The refund address is **mandatory in every refund request body**. Spike validates it on receipt:

- `address` must be a valid format and checksum for `network`.
- `network` must match the deposit network of the original off-ramp deposit. A refund cannot be sent to a different network from the deposited asset.

A network mismatch between the request's `refundAddress.network` and the original deposit's network is rejected with `code: REFUND_NETWORK_MISMATCH`.

Storing a default refund address on the deposit address (via `POST /v1/deposit-addresses` or `PATCH /v1/deposit-addresses/{depositAddressId}`) is supported for operational ergonomics, but the `POST /v1/exchanges/refund` API still requires an explicit `refundAddress` in the request body. Treat the deposit-address-level refund address as a partner-side default to copy into the request — not as a server-side fallback.

## On-ramp vs off-ramp

The refund API supports off-ramp only.

- **Off-ramp**: `POST /v1/exchanges/refund` is the partner's mechanism to return crypto deposited against an off-ramp that cannot complete.
- **On-ramp**: there is no equivalent endpoint.
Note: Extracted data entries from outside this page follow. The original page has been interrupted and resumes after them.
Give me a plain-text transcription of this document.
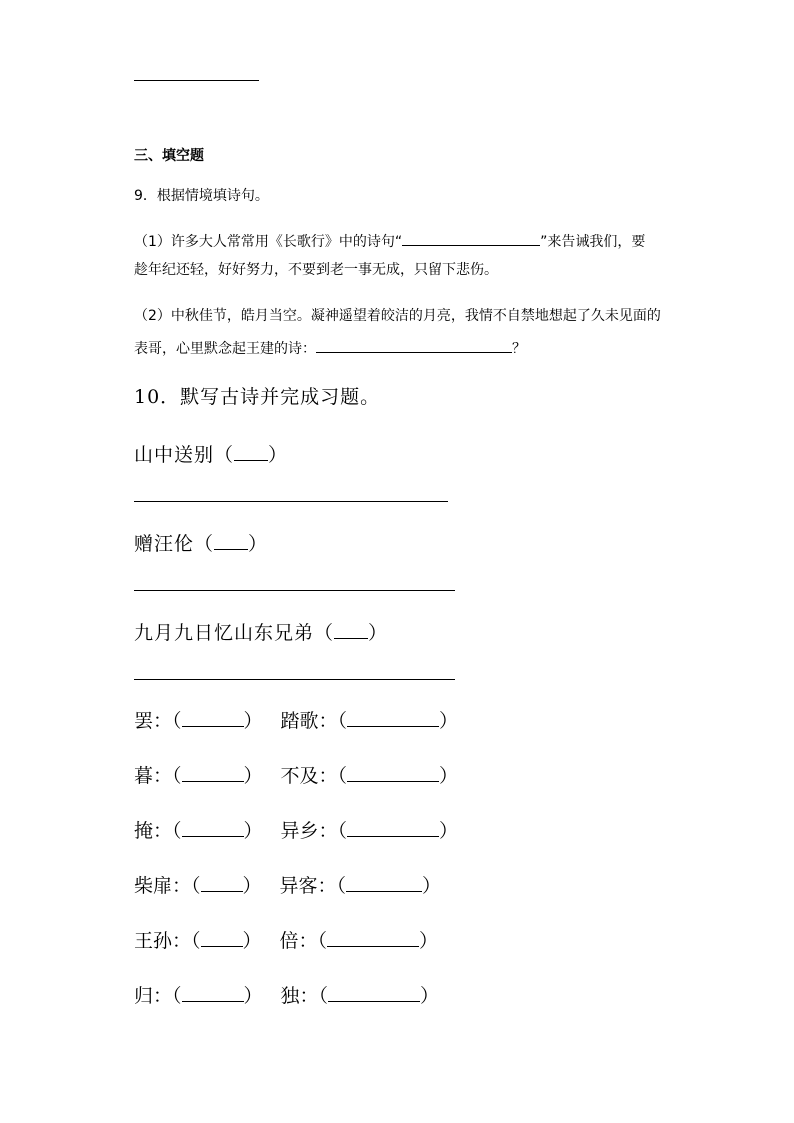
三、填空题
9．根据情境填诗句。
（1）许多大人常常用《长歌行》中的诗句“	”来告诫我们，要
趁年纪还轻，好好努力，不要到老一事无成，只留下悲伤。
（2）中秋佳节，皓月当空。凝神遥望着皎洁的月亮，我情不自禁地想起了久未见面的
表哥，心里默念起王建的诗：	？
10．默写古诗并完成习题。
山中送别（ ）
赠汪伦（ ）
九月九日忆山东兄弟（ ）
罢：（	） 踏歌：（	）
暮：（	） 不及：（	）
掩：（	） 异乡：（	）
柴扉：（ ） 异客：（	）
王孙：（ ） 倍：（	）
归：（	） 独：（	）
When an on-ramp enters `FAILED` (trade failure, withdrawal failure) or the partner rejects authorization, Spike has not held partner-side fiat — the partner reverses the user-side fiat on their own rails. No `refund.*` event fires for an on-ramp failure.

## Common questions

**Can I issue a refund on an exchange that is still `PROCESSING`?**
No. Refundable states are `FAILED` and `CANCELLED` only. A request against any other state returns `409 REFUND_BLOCKED_STATE_CONFLICT`. To stop an in-flight off-ramp, cancel it first via `POST /v1/exchanges/cancel`; once it reaches `CANCELLED`, the refund request becomes valid.

**What happens to dust deposits?**
Deposits below configured minimums may be unrecoverable because the network fee to refund would exceed the deposit value. Spike still emits the failure signal; the partner can choose to skip the refund. Suppress these from customer-facing activity feeds. See [Failure handling](../operations/failure-handling.md).

**Are refund webhooks guaranteed in order?**
No. Treat each `refund.*` event as a hint and confirm state with `GET /v1/exchanges/by-id` or by inspecting `cryptoRefunds[]`. See [Events and Webhooks](events-and-webhooks.md).

**How long does a refund take?**
Refund timing is dominated by network confirmation time. Spike submits the withdrawal as soon as the refund is initiated; on-chain delivery follows the network's normal confirmation cadence.